Eschewing that conceptual and geographic breadth, I will focus on only one of the concepts that Dean Minow's seriatim conjures, and circumscribe my reach to the vulgar demotic of American law. More specifically, this Essay concentrates upon our domestic experience with what Dean Minow's colleague Professor Carol Steiker terms legal institutions of mercy, institutions that have either wholesale or retail power to mitigate civil or criminal liability. It examines the conditions under which democratic institutions can exercise some form of mercy. The simple claim of this Essay is that our own rich experience under the U.S. Constitution suggests it is extraordinarily difficult to institutionalize such official forbearance—especially on democratic soil—and especially when our political economy, in its superfluously punitive modalities, generates the need for mercy. The American experience points toward factors suggestive of a causal link between the democratic pedigree of institutions and resistance to the legal instantiation of mercy. Rather than seeking redemptive reforms through democratic process, I suggest, the institutional installation of merciful discretion often requires a dispensation from, and limits to, the otherwise democratic order.

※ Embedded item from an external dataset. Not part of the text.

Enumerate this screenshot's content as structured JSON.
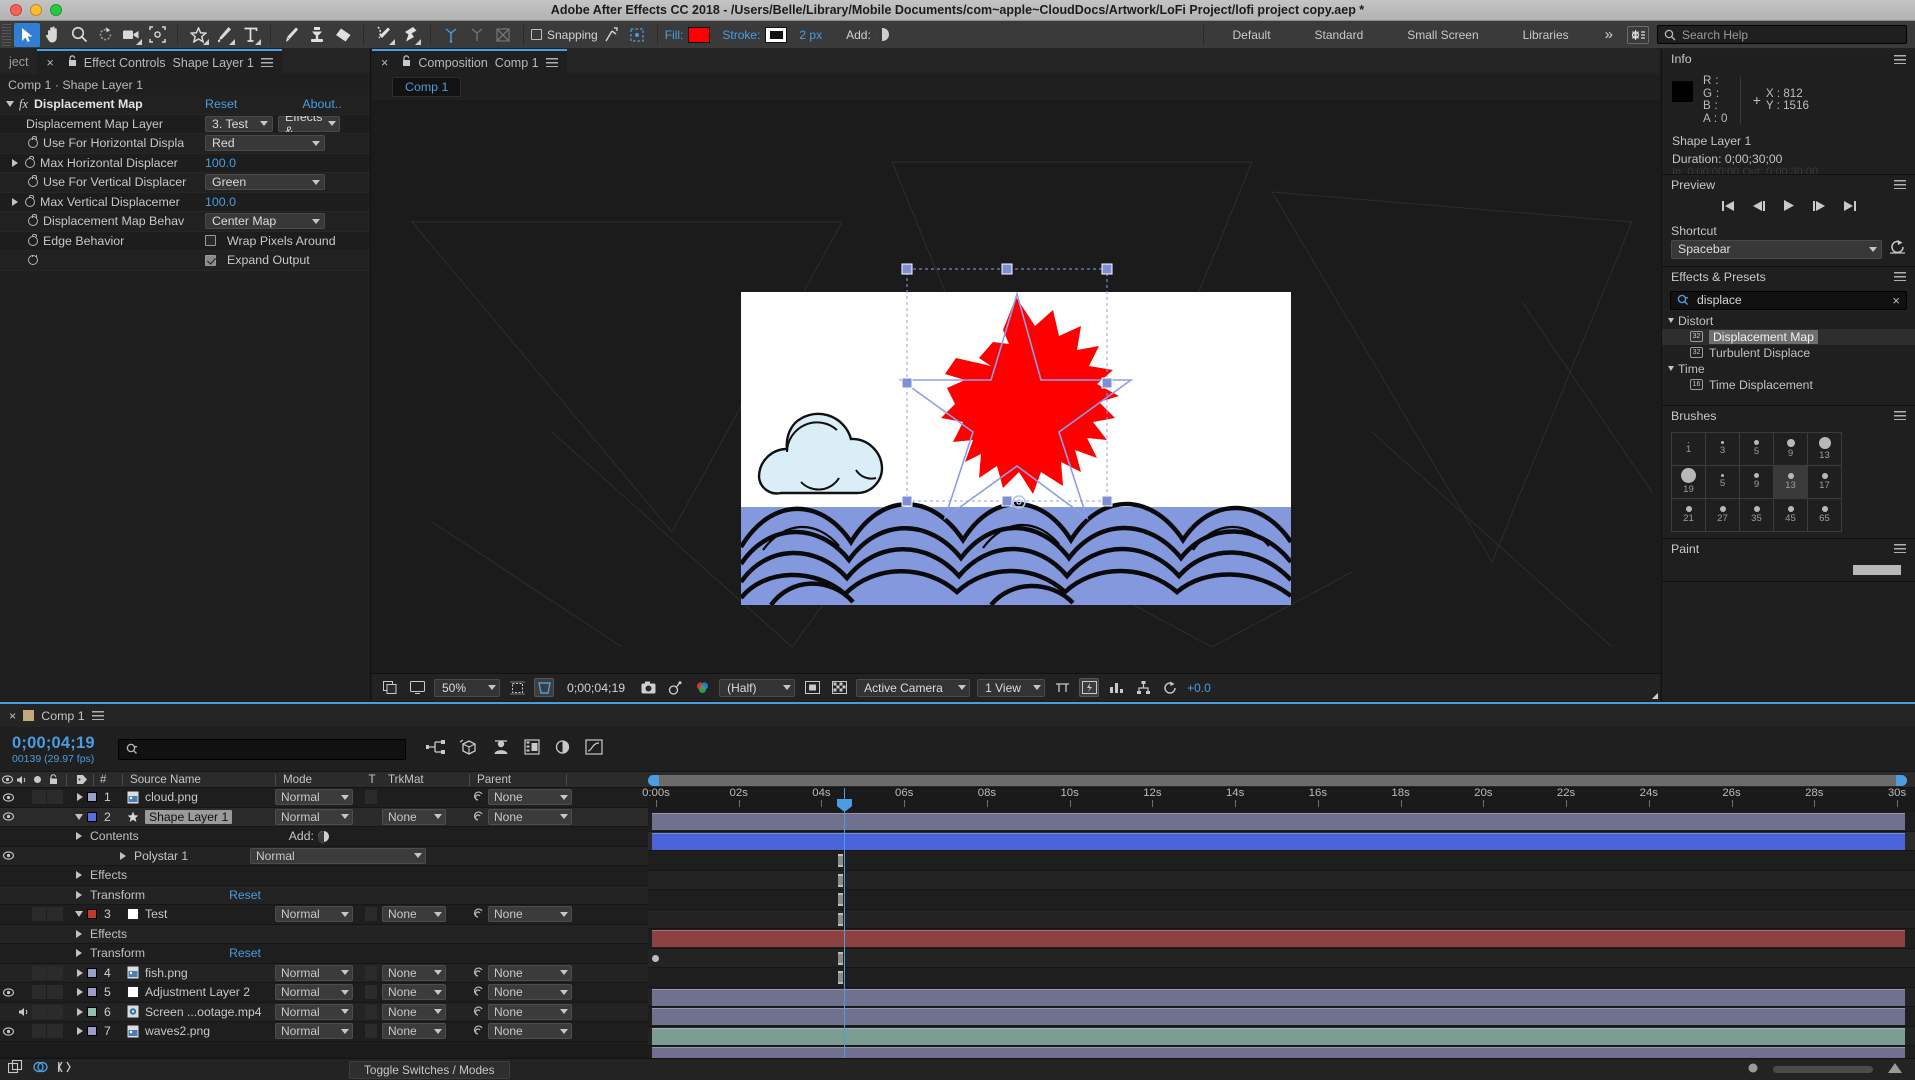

My response proceeds in three steps. I begin by offering some analytic clarification by disentangling three distinct concepts at work across Dean Minow's examples—forgiveness, mercy, and excuse—and by showing how the law can play different functions depending on which of these normative concepts is at stake. I next explain why a domestic focus, as opposed to the international lens that Dean Minow employs, may reap dividends for her project. The third—and most substantial—element of the Essay examines the operation of mercy in the domestic domain with an eye to understanding why its dispensation is so impoverished. I conclude by pointing to the nettlesome trade-offs, most importantly between democracy and mercy, that Dean Minow's proposals invite—trade-offs that, in my view, admit of no easy solution.